G
greylorn
Guest
I lied, not realizing that you’d posted me twice.Let me answer this obliquely first, then directly. I think it will make my point clearer.
What can I say more about: This cat, or cats? Cats, or felidae? Felidae, or mammals? Mammals, or animals? Animals, or living things? Living things, or things?
Do you notice that as we move from the narrower concept to the broader concept we can say less and less with precision? I can provide “this specific cat’s” genome, but can’t say much specific at all about “living thing.”
Okay, now that that point is clear, let’s look at how Christians have traditionally understood God.
God is defined by classical theists as ipsum esse subsistens: the subsistent act of being itself. That is, God is the ground of all being, the condition of to be itself. In other words, God is much broader, conceptually, than the concept “thing”; so, if we can say next to nothing specific about “thing,” why expect so precise a definition of God? It seems to me that once you understand the classical theist’s conception of the Christian God, the fact that we have to rely on apophatic theology and analogical predication to talk about God (from the standpoint of reason alone) is neither surprising nor in any sense defective.

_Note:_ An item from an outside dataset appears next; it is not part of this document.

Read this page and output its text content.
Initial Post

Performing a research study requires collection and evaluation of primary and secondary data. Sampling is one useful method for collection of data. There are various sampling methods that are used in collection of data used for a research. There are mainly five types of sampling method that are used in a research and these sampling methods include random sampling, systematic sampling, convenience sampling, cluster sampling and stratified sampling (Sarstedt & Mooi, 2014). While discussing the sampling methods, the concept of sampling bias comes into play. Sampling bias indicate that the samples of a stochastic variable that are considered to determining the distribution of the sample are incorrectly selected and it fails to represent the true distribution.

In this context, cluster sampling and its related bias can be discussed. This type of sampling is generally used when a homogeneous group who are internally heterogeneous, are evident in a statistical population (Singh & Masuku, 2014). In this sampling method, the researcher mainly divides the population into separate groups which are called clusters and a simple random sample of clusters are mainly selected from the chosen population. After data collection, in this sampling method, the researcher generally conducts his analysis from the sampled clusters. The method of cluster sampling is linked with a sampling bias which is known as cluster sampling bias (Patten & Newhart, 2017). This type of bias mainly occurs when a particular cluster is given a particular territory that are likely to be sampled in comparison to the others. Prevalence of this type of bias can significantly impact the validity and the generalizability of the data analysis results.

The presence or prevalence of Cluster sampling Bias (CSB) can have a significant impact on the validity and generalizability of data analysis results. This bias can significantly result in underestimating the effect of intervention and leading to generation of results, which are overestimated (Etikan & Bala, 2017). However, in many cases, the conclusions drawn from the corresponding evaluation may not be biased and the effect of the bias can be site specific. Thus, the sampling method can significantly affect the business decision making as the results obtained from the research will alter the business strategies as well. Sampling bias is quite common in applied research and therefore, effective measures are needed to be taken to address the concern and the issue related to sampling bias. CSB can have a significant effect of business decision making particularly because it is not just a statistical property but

It is impossible to describe the mental repugnance I feel towards intellectuals, people like you who wrap meaningless words around illogical concepts. Might as well send me a gift turd, expensively wrapped by Tiffanys.
Your “god” is a bag of words, crafted to impress whatever band of intellectual nits who taught you that egregious nonsense. My concept of the Creator is that of a creator, an entity, or entities, who actually do things (e.g. creating the universe).

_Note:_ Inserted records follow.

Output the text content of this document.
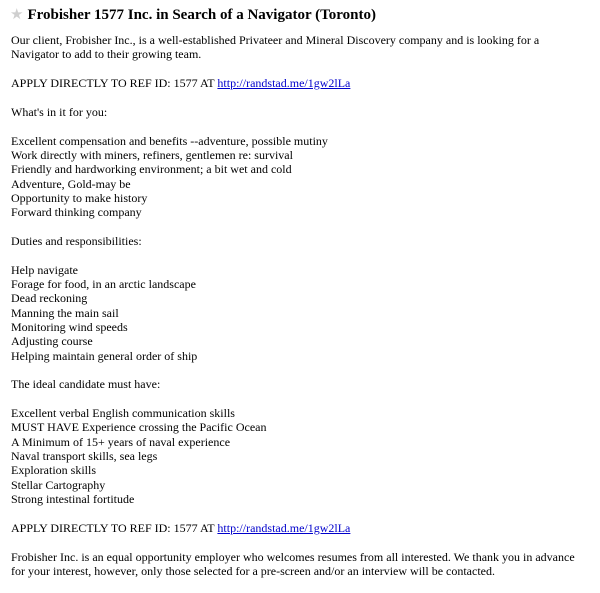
★ Frobisher 1577 Inc. in Search of a Navigator (Toronto)

Our client, Frobisher Inc., is a well-established Privateer and Mineral Discovery company and is looking for a Navigator to add to their growing team.

APPLY DIRECTLY TO REF ID: 1577 AT http://randstad.me/1gw2lLa

What's in it for you:

Excellent compensation and benefits --adventure, possible mutiny
Work directly with miners, refiners, gentlemen re: survival
Friendly and hardworking environment; a bit wet and cold
Adventure, Gold-may be
Opportunity to make history
Forward thinking company

Duties and responsibilities:

Help navigate
Forage for food, in an arctic landscape
Dead reckoning
Manning the main sail
Monitoring wind speeds
Adjusting course
Helping maintain general order of ship

The ideal candidate must have:

Excellent verbal English communication skills
MUST HAVE Experience crossing the Pacific Ocean
A Minimum of 15+ years of naval experience
Naval transport skills, sea legs
Exploration skills
Stellar Cartography
Strong intestinal fortitude

APPLY DIRECTLY TO REF ID: 1577 AT http://randstad.me/1gw2lLa

Frobisher Inc. is an equal opportunity employer who welcomes resumes from all interested. We thank you in advance for your interest, however, only those selected for a pre-screen and/or an interview will be contacted.
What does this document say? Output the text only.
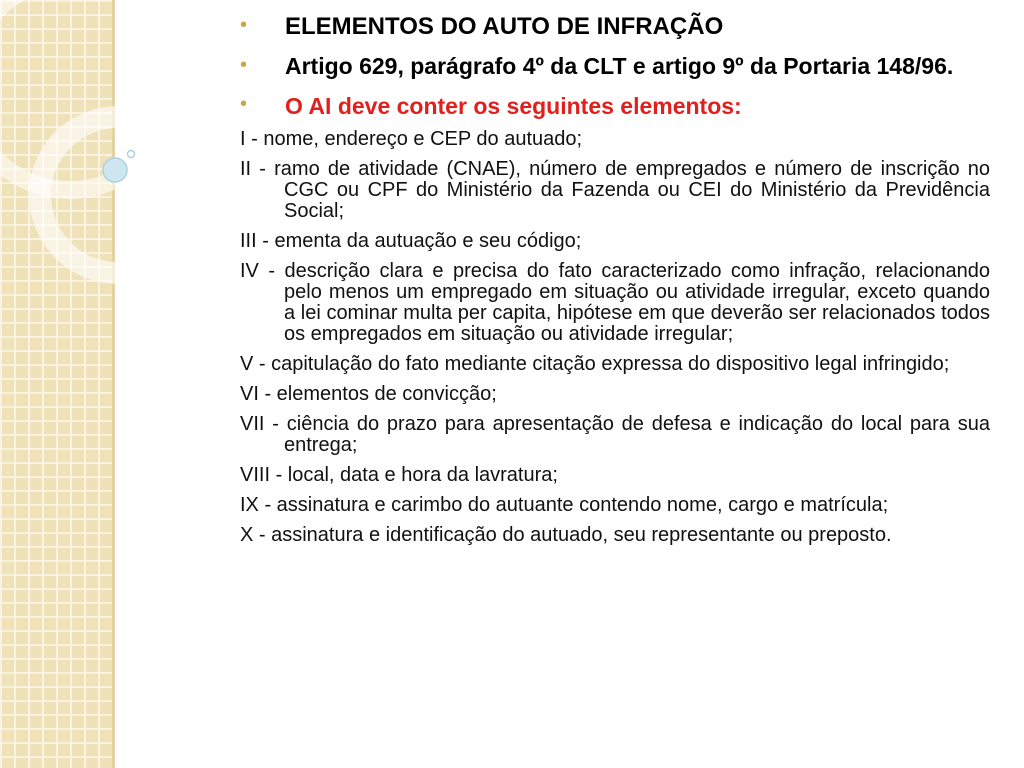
• ELEMENTOS DO AUTO DE INFRAÇÃO
• Artigo 629, parágrafo 4º da CLT e artigo 9º da Portaria 148/96.
• O AI deve conter os seguintes elementos:
I - nome, endereço e CEP do autuado;
II - ramo de atividade (CNAE), número de empregados e número de inscrição no CGC ou CPF do Ministério da Fazenda ou CEI do Ministério da Previdência Social;
III - ementa da autuação e seu código;
IV - descrição clara e precisa do fato caracterizado como infração, relacionando pelo menos um empregado em situação ou atividade irregular, exceto quando a lei cominar multa per capita, hipótese em que deverão ser relacionados todos os empregados em situação ou atividade irregular;
V - capitulação do fato mediante citação expressa do dispositivo legal infringido;
VI - elementos de convicção;
VII - ciência do prazo para apresentação de defesa e indicação do local para sua entrega;
VIII - local, data e hora da lavratura;
IX - assinatura e carimbo do autuante contendo nome, cargo e matrícula;
X - assinatura e identificação do autuado, seu representante ou preposto.
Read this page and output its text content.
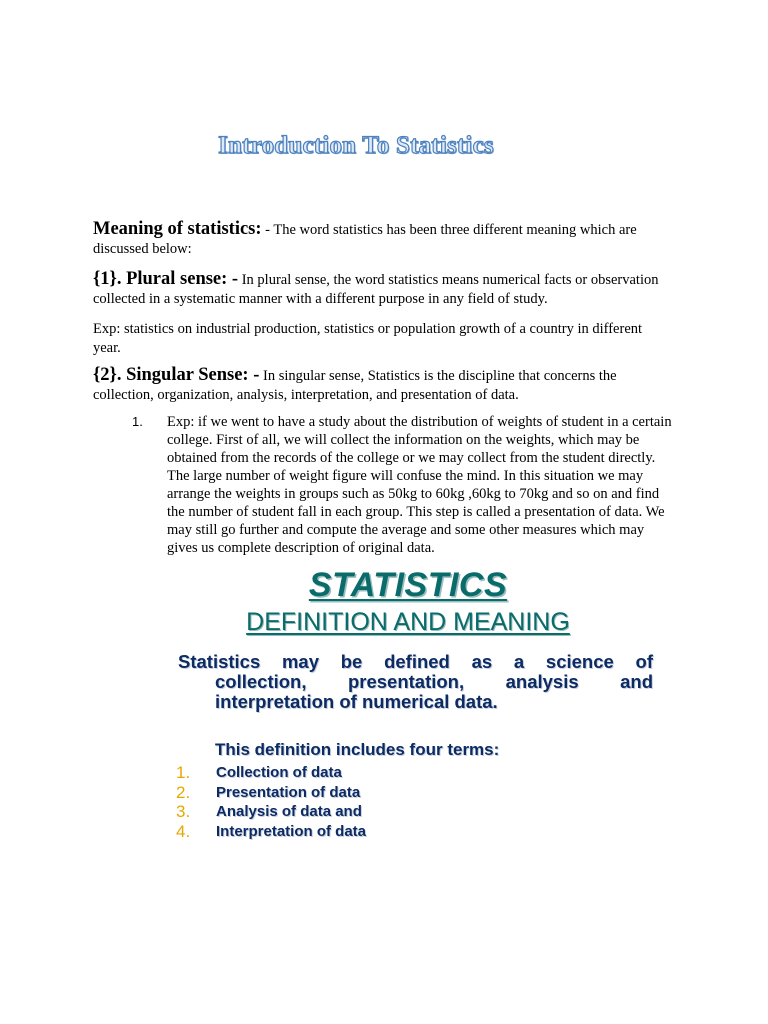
Introduction To Statistics

Meaning of statistics: - The word statistics has been three different meaning which are discussed below:

{1}. Plural sense: - In plural sense, the word statistics means numerical facts or observation collected in a systematic manner with a different purpose in any field of study.

Exp: statistics on industrial production, statistics or population growth of a country in different year.

{2}. Singular Sense: - In singular sense, Statistics is the discipline that concerns the collection, organization, analysis, interpretation, and presentation of data.

1. Exp: if we went to have a study about the distribution of weights of student in a certain college. First of all, we will collect the information on the weights, which may be obtained from the records of the college or we may collect from the student directly. The large number of weight figure will confuse the mind. In this situation we may arrange the weights in groups such as 50kg to 60kg ,60kg to 70kg and so on and find the number of student fall in each group. This step is called a presentation of data. We may still go further and compute the average and some other measures which may gives us complete description of original data.
STATISTICS
DEFINITION AND MEANING
Statistics may be defined as a science of
collection, presentation, analysis and
interpretation of numerical data.
This definition includes four terms:
1.	Collection of data
2.	Presentation of data
3.	Analysis of data and
4.	Interpretation of data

I’d never heard of apophatic theology, and find it fitting that the word appears in the middle of a nonsensical statement:
“…the fact that we have to rely on apophatic theology and analogical predication to talk about God (from the standpoint of reason alone) is neither surprising nor in any sense defective.”
Your statement is not a fact, and is seriously defective.

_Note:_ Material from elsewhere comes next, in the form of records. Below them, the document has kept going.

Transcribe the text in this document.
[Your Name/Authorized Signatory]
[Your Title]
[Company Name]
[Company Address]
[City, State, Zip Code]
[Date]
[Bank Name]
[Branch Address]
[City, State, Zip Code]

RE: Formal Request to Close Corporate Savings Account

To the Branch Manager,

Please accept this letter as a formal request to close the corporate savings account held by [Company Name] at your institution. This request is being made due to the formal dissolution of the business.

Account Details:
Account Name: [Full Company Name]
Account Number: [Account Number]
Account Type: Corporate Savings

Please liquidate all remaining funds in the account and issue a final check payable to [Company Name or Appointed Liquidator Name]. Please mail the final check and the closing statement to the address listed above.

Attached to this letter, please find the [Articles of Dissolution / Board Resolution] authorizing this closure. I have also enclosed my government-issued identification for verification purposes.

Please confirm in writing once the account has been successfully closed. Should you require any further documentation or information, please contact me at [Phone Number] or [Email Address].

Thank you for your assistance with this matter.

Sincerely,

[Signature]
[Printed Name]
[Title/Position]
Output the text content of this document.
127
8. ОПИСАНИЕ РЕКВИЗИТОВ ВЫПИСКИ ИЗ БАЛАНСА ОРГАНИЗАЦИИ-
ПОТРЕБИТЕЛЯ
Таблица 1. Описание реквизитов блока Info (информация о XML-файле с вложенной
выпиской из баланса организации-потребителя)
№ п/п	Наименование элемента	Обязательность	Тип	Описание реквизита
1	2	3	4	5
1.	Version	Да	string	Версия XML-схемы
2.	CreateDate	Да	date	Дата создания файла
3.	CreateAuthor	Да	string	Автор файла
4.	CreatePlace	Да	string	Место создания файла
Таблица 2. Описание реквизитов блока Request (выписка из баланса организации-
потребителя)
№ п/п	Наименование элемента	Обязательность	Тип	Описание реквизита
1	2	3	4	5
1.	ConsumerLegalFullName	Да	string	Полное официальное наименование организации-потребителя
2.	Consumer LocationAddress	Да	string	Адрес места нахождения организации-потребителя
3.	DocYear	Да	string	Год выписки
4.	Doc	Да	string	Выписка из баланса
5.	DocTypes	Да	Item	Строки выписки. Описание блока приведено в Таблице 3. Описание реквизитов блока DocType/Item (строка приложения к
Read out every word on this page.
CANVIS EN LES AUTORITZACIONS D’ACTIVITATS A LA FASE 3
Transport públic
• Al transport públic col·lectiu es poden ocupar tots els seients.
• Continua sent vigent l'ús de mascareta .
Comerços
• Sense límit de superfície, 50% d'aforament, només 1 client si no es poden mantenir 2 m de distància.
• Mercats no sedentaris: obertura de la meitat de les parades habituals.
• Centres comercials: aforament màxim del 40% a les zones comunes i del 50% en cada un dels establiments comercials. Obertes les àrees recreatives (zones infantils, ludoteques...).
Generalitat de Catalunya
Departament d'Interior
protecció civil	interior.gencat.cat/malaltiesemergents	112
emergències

No one with a functional mind has to rely upon any theology invented by anyone else, and especially not by philosophers who thought that the flat earth was at the center of their limited universe, or by modern philosophers, who are largely a bunch of narrowly but extensively educated incompetents who don’t know enough to change a tire.
Theology is a field which consists of ideas which theologians have invented. None invented by Christian theologians have any connection to physical reality. I do not need to rely on ideas founded upon ideas, founded upon… ad infinitum, nor does anyone else with a functional mind.
You go ahead. Your intellectually wrapped brick will remain a brick, useful for building a sturdy outhouse.
If you want to believe in apophatic theology, why not believe in apophatic engineering as well? Perhaps you believe in apophatic work as well, and that you turn in your tax return on January 2nd so that you’ll get your rebate (welfare) check as soon as possible.